Other-Robin…Other-Dick…said nothing, but his glare was intensified, amplified by distrust.
"Why?"
"Why what?"
"Why…" Tim paused a moment to consider his next words, his tongue running over his dry lips nervously. "Why bring me back here? You didn't have to. I'm a crook for all you know. You should have taken me to jail."
Other-Cyborg smirked, as though amused by an unspoken joke. "Man, even I know the Bat would never let a criminal in that suit, and even if one got a hold of it, he wouldn't be runnin' around for long."
Subconsciously, Rim touched the hidden-in-plain-sight 'R'-shuriken on his chest. He noticed Other-Dick's eyes narrow further, but chose to ignore it. Even if the tension was hanging between them like a dead bird.
Other-Cyborg sensed the tension and decided to something about it.
Unfortunately, his way of 'doing something about it' was to glance at the clock, declare that it was time to get breakfast started, but he'd take care of it, and promptly retreat out of the room, insisting that the two of them "Talk it out and get to know each other," before closing the door behind him.
It took both of the Robins a full five seconds to realize what he meant before Other-Dick had launched himself at the door. He pushed against it rather uselessly, trying to force it open, but it didn't budge. He pressed his gloved hand against the automatic sensor on the wall, and all he got for his efforts was a high-pitched whirring and buzzing noise as the locks protested his efforts.

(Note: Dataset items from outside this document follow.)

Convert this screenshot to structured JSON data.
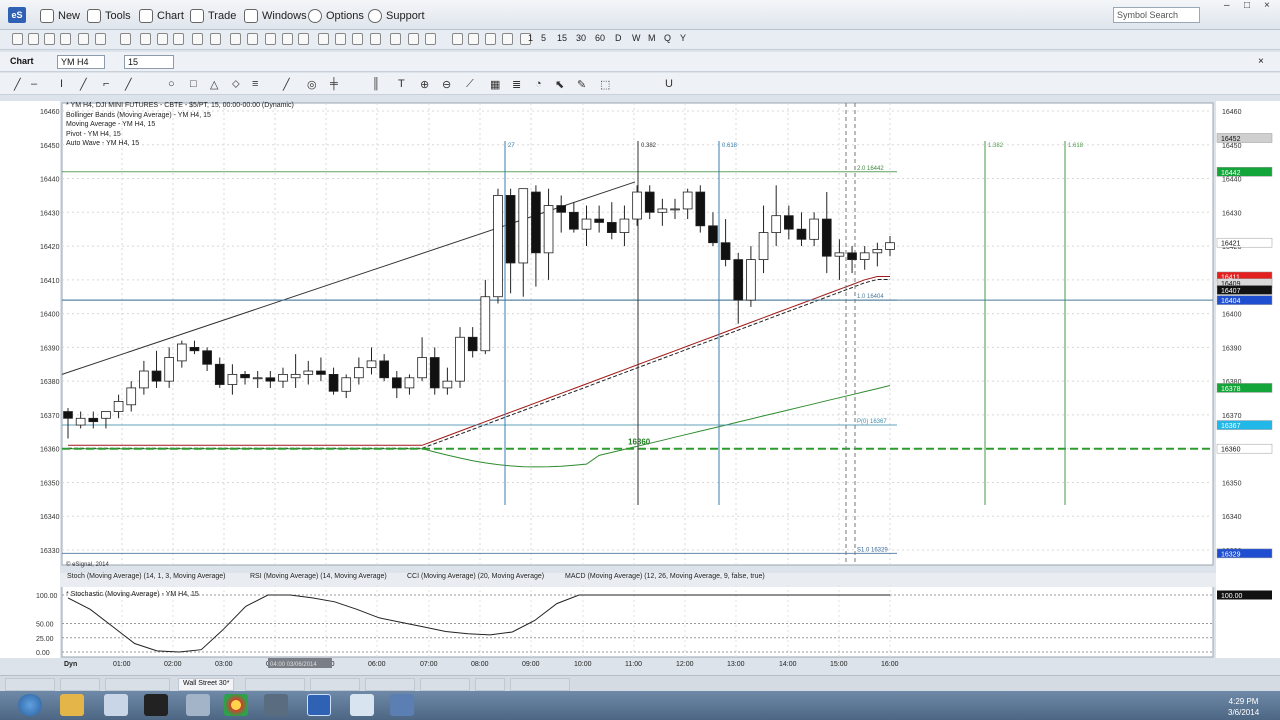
{
  "menu": {
    "new": "New",
    "tools": "Tools",
    "chart": "Chart",
    "trade": "Trade",
    "windows": "Windows",
    "options": "Options",
    "support": "Support",
    "search_placeholder": "Symbol Search"
  },
  "intervals": [
    "1",
    "5",
    "15",
    "30",
    "60",
    "D",
    "W",
    "M",
    "Q",
    "Y"
  ],
  "chart_header": {
    "label": "Chart",
    "symbol": "YM H4",
    "interval": "15"
  },
  "info_lines": [
    "* YM H4, DJI MINI FUTURES - CBTE - $5/PT, 15, 00:00-00:00 (Dynamic)",
    "Bollinger Bands (Moving Average) - YM H4, 15",
    "Moving Average - YM H4, 15",
    "Pivot - YM H4, 15",
    "Auto Wave - YM H4, 15"
  ],
  "copyright": "© eSignal, 2014",
  "indicator_tabs": [
    "Stoch (Moving Average) (14, 1, 3, Moving Average)",
    "RSI (Moving Average) (14, Moving Average)",
    "CCI (Moving Average) (20, Moving Average)",
    "MACD (Moving Average) (12, 26, Moving Average, 9, false, true)"
  ],
  "stoch_label": "* Stochastic (Moving Average) - YM H4, 15",
  "bottom_tabs": [
    "Wall Street 30*"
  ],
  "bottom_tab_active": "Wall Street 30*",
  "clock": {
    "time": "4:29 PM",
    "date": "3/6/2014"
  },
  "chart_data": {
    "type": "candlestick",
    "symbol": "YM H4",
    "ylim": [
      16325,
      16465
    ],
    "y_ticks": [
      16330,
      16340,
      16350,
      16360,
      16370,
      16380,
      16390,
      16400,
      16410,
      16420,
      16430,
      16440,
      16450,
      16460
    ],
    "x_ticks": [
      "01:00",
      "02:00",
      "03:00",
      "04:00",
      "05:00",
      "06:00",
      "07:00",
      "08:00",
      "09:00",
      "10:00",
      "11:00",
      "12:00",
      "13:00",
      "14:00",
      "15:00",
      "16:00"
    ],
    "x_axis_label": "Dyn",
    "highlight_x_label": "04:00 03/06/2014",
    "price_tags": [
      {
        "v": 16452,
        "c": "#cfcfcf",
        "t": "16452"
      },
      {
        "v": 16442,
        "c": "#13a539",
        "t": "16442"
      },
      {
        "v": 16421,
        "c": "#ffffff",
        "t": "16421"
      },
      {
        "v": 16411,
        "c": "#e32020",
        "t": "16411"
      },
      {
        "v": 16409,
        "c": "#d9d9d9",
        "t": "16409"
      },
      {
        "v": 16407,
        "c": "#111111",
        "t": "16407"
      },
      {
        "v": 16404,
        "c": "#1f4fd0",
        "t": "16404"
      },
      {
        "v": 16378,
        "c": "#13a539",
        "t": "16378"
      },
      {
        "v": 16367,
        "c": "#21b7e8",
        "t": "16367"
      },
      {
        "v": 16360,
        "c": "#ffffff",
        "t": "16360"
      },
      {
        "v": 16329,
        "c": "#1f4fd0",
        "t": "16329"
      }
    ],
    "candles": [
      {
        "o": 16371,
        "h": 16372,
        "l": 16363,
        "c": 16369
      },
      {
        "o": 16367,
        "h": 16371,
        "l": 16366,
        "c": 16369
      },
      {
        "o": 16369,
        "h": 16371,
        "l": 16366,
        "c": 16368
      },
      {
        "o": 16369,
        "h": 16371,
        "l": 16366,
        "c": 16371
      },
      {
        "o": 16371,
        "h": 16376,
        "l": 16369,
        "c": 16374
      },
      {
        "o": 16373,
        "h": 16380,
        "l": 16371,
        "c": 16378
      },
      {
        "o": 16378,
        "h": 16386,
        "l": 16376,
        "c": 16383
      },
      {
        "o": 16383,
        "h": 16389,
        "l": 16378,
        "c": 16380
      },
      {
        "o": 16380,
        "h": 16390,
        "l": 16378,
        "c": 16387
      },
      {
        "o": 16386,
        "h": 16392,
        "l": 16384,
        "c": 16391
      },
      {
        "o": 16390,
        "h": 16392,
        "l": 16388,
        "c": 16389
      },
      {
        "o": 16389,
        "h": 16390,
        "l": 16383,
        "c": 16385
      },
      {
        "o": 16385,
        "h": 16387,
        "l": 16378,
        "c": 16379
      },
      {
        "o": 16379,
        "h": 16385,
        "l": 16376,
        "c": 16382
      },
      {
        "o": 16382,
        "h": 16383,
        "l": 16379,
        "c": 16381
      },
      {
        "o": 16381,
        "h": 16383,
        "l": 16378,
        "c": 16381
      },
      {
        "o": 16381,
        "h": 16383,
        "l": 16378,
        "c": 16380
      },
      {
        "o": 16380,
        "h": 16384,
        "l": 16378,
        "c": 16382
      },
      {
        "o": 16381,
        "h": 16388,
        "l": 16378,
        "c": 16382
      },
      {
        "o": 16382,
        "h": 16386,
        "l": 16379,
        "c": 16383
      },
      {
        "o": 16383,
        "h": 16387,
        "l": 16380,
        "c": 16382
      },
      {
        "o": 16382,
        "h": 16384,
        "l": 16376,
        "c": 16377
      },
      {
        "o": 16377,
        "h": 16382,
        "l": 16375,
        "c": 16381
      },
      {
        "o": 16381,
        "h": 16387,
        "l": 16379,
        "c": 16384
      },
      {
        "o": 16384,
        "h": 16390,
        "l": 16382,
        "c": 16386
      },
      {
        "o": 16386,
        "h": 16388,
        "l": 16380,
        "c": 16381
      },
      {
        "o": 16381,
        "h": 16383,
        "l": 16375,
        "c": 16378
      },
      {
        "o": 16378,
        "h": 16382,
        "l": 16376,
        "c": 16381
      },
      {
        "o": 16381,
        "h": 16393,
        "l": 16380,
        "c": 16387
      },
      {
        "o": 16387,
        "h": 16390,
        "l": 16376,
        "c": 16378
      },
      {
        "o": 16378,
        "h": 16384,
        "l": 16376,
        "c": 16380
      },
      {
        "o": 16380,
        "h": 16396,
        "l": 16378,
        "c": 16393
      },
      {
        "o": 16393,
        "h": 16396,
        "l": 16387,
        "c": 16389
      },
      {
        "o": 16389,
        "h": 16410,
        "l": 16388,
        "c": 16405
      },
      {
        "o": 16405,
        "h": 16437,
        "l": 16403,
        "c": 16435
      },
      {
        "o": 16435,
        "h": 16437,
        "l": 16406,
        "c": 16415
      },
      {
        "o": 16415,
        "h": 16437,
        "l": 16405,
        "c": 16437
      },
      {
        "o": 16436,
        "h": 16438,
        "l": 16408,
        "c": 16418
      },
      {
        "o": 16418,
        "h": 16437,
        "l": 16410,
        "c": 16432
      },
      {
        "o": 16432,
        "h": 16435,
        "l": 16424,
        "c": 16430
      },
      {
        "o": 16430,
        "h": 16433,
        "l": 16424,
        "c": 16425
      },
      {
        "o": 16425,
        "h": 16432,
        "l": 16420,
        "c": 16428
      },
      {
        "o": 16428,
        "h": 16432,
        "l": 16424,
        "c": 16427
      },
      {
        "o": 16427,
        "h": 16433,
        "l": 16422,
        "c": 16424
      },
      {
        "o": 16424,
        "h": 16432,
        "l": 16420,
        "c": 16428
      },
      {
        "o": 16428,
        "h": 16438,
        "l": 16426,
        "c": 16436
      },
      {
        "o": 16436,
        "h": 16438,
        "l": 16428,
        "c": 16430
      },
      {
        "o": 16430,
        "h": 16434,
        "l": 16426,
        "c": 16431
      },
      {
        "o": 16431,
        "h": 16434,
        "l": 16428,
        "c": 16431
      },
      {
        "o": 16431,
        "h": 16437,
        "l": 16428,
        "c": 16436
      },
      {
        "o": 16436,
        "h": 16438,
        "l": 16424,
        "c": 16426
      },
      {
        "o": 16426,
        "h": 16430,
        "l": 16420,
        "c": 16421
      },
      {
        "o": 16421,
        "h": 16428,
        "l": 16414,
        "c": 16416
      },
      {
        "o": 16416,
        "h": 16418,
        "l": 16397,
        "c": 16404
      },
      {
        "o": 16404,
        "h": 16420,
        "l": 16402,
        "c": 16416
      },
      {
        "o": 16416,
        "h": 16432,
        "l": 16412,
        "c": 16424
      },
      {
        "o": 16424,
        "h": 16438,
        "l": 16420,
        "c": 16429
      },
      {
        "o": 16429,
        "h": 16432,
        "l": 16422,
        "c": 16425
      },
      {
        "o": 16425,
        "h": 16430,
        "l": 16420,
        "c": 16422
      },
      {
        "o": 16422,
        "h": 16430,
        "l": 16420,
        "c": 16428
      },
      {
        "o": 16428,
        "h": 16436,
        "l": 16412,
        "c": 16417
      },
      {
        "o": 16417,
        "h": 16422,
        "l": 16410,
        "c": 16418
      },
      {
        "o": 16418,
        "h": 16420,
        "l": 16412,
        "c": 16416
      },
      {
        "o": 16416,
        "h": 16420,
        "l": 16413,
        "c": 16418
      },
      {
        "o": 16418,
        "h": 16421,
        "l": 16414,
        "c": 16419
      },
      {
        "o": 16419,
        "h": 16423,
        "l": 16417,
        "c": 16421
      }
    ],
    "fib_lines": [
      {
        "v": 16442,
        "label": "2.0 16442",
        "color": "#3b8a3b"
      },
      {
        "v": 16404,
        "label": "1.0 16404",
        "color": "#4a7a9a"
      },
      {
        "v": 16367,
        "label": "P(0) 16367",
        "color": "#3b8aa8"
      },
      {
        "v": 16329,
        "label": "S1.0 16329",
        "color": "#3b6a9a"
      }
    ],
    "pivot_value": 16360,
    "pivot_label": "16360",
    "time_lines": [
      {
        "label": "27",
        "color": "#3a7fb0"
      },
      {
        "label": "0.382",
        "color": "#333333"
      },
      {
        "label": "0.618",
        "color": "#3a7fb0"
      },
      {
        "label": "1.382",
        "color": "#4a9a4a"
      },
      {
        "label": "1.618",
        "color": "#4a9a4a"
      }
    ],
    "stoch_ticks": [
      "100.00",
      "50.00",
      "25.00",
      "0.00"
    ],
    "stoch_tag": "100.00"
  }
}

Finally, Other-Dick growled, slamming his fist against the door one last time and holding it there, scowling. "Dammit, Cyborg!"
Tim watched the ordeal without question, simply observing. "He locked us in."
"He locked you in."
Tim rolled his head to one side and blinked slowly in the curious bird-like manner he'd adopted primarily because it amused Dick and Alfred. "Can you get out?"
"No."
"Then he locked us in."
Other-Dick glared at him at over his shoulder like a venomous snake ready to pounce. But it wasn't near as tough as Nightwing's glare when he interrogated a murder suspect, and Nightwing's wasn't near as scary as Batman's expression on a daily basis, so Tim was less than impressed. He took a moment to ponder whether Other-Cyborg's reasoning circuits were operating correctly, what with locking his friend in guest room with a possibly-dangerous operative whose loyalties were unknown, but they hadn't started throwing sharp objects yet and he certainly wasn't going to start a fight in enemy territory, so he had to give the alternate Vic the benefit of the doubt.
He sighed a little and began to work himself out of his gloves and boots. This night - morning, dawn, whatever it was - was just going to get longer, and he might as well make himself comfortable enough to ride it out.